One important loophole was illustrated in different Wall Street Journal article. The article suggested to the average taxpayer to donate stock or other financial assets to charity rather than give a monetary gift. It’s widely known that charitable donations can be deducted from a filer’s tax return, but there is an added advantage to donating your financial assets. If you donate stock to a charity, not only do you receive a tax deduction at the fair value of the assets, but you won’t have to pay the capital gains tax on that asset. Individuals can deduct contributions of capital gains assets up to 20% of their adjusted gross income. This means a wealthy taxpayer that typically gives away a large portion of their salary to charity could simultaneously avoid paying taxes on their investment gains by simply donating a portion of their financial assets to a qualified charity.

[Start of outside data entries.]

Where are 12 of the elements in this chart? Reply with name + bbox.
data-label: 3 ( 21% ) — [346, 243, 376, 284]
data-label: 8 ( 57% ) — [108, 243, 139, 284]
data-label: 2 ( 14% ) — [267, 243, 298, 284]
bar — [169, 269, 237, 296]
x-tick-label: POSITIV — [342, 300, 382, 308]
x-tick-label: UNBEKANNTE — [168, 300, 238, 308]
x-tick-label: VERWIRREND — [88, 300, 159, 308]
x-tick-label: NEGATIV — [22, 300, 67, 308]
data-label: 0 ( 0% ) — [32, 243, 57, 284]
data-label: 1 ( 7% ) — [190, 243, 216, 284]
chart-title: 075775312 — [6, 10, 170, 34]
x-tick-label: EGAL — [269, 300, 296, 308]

For example, say a wealthy bachelorette in the top income bracket with a salary of $1MM per year gives away $50k in cash to her favorite charity annually and, after saving steadily, she has an investment portfolio of $500k that generates 10% dividend return annually (assume this is in a high-yield ETF, with reinvesting dividends), so she normally gets $50k worth of investment income annually. This year, she wants to take her annual capital gains and dividends out of the fund and spend it on a vacation with her partner. These gains would be taxed at 20%, given the 2013 capital gains tax increase. This would mean that she would only get to keep $40k of this year’s $50k capital gains ($500k * 10% interest * (100-20% capital gains tax) = $40k). Between her charitable contributions and her capital gains after tax, she would have spent $10k this year (simplified to only these two items for illustration). If she instead decides to donate $50k of her ETF portfolio to her favorite charity, she escapes the capital gains taxes on this stock and her gains from her portfolio ($50k) cancel out her charitable donation ($50k). So far, she’s left with $10,000 worth of extra cash flow this year. Furthermore, since charitable contributions are tax-deductible, she gets to write $50k off her annual income when she pays her income tax. This means she’ll get to keep an additional $50k*39.6% (for the top tax bracket) ~ $20k, instead of paying this in tax. The overall effect is that she pays 20k ($50k – $20k income tax savings -$10k capital gains tax savings) in order to donate $50k to charity; it’s a strong incentive to donate!       – Keep in mind this strategy only works for philanthropists that would have originally donated to charity anyways.

Overall, while this part of the tax code is likely to have some sort of an effect on income inequality in the U.S. directly, the higher tax may also incentivize wealthy people to donate to qualified charities. In the end this might have a positive redistribution effect, assuming the money donated to these charities is used appropriately and responsibly. This would make an interesting topic to research, to investigate whether there was an impact on the capital gains tax rates and charitable giving.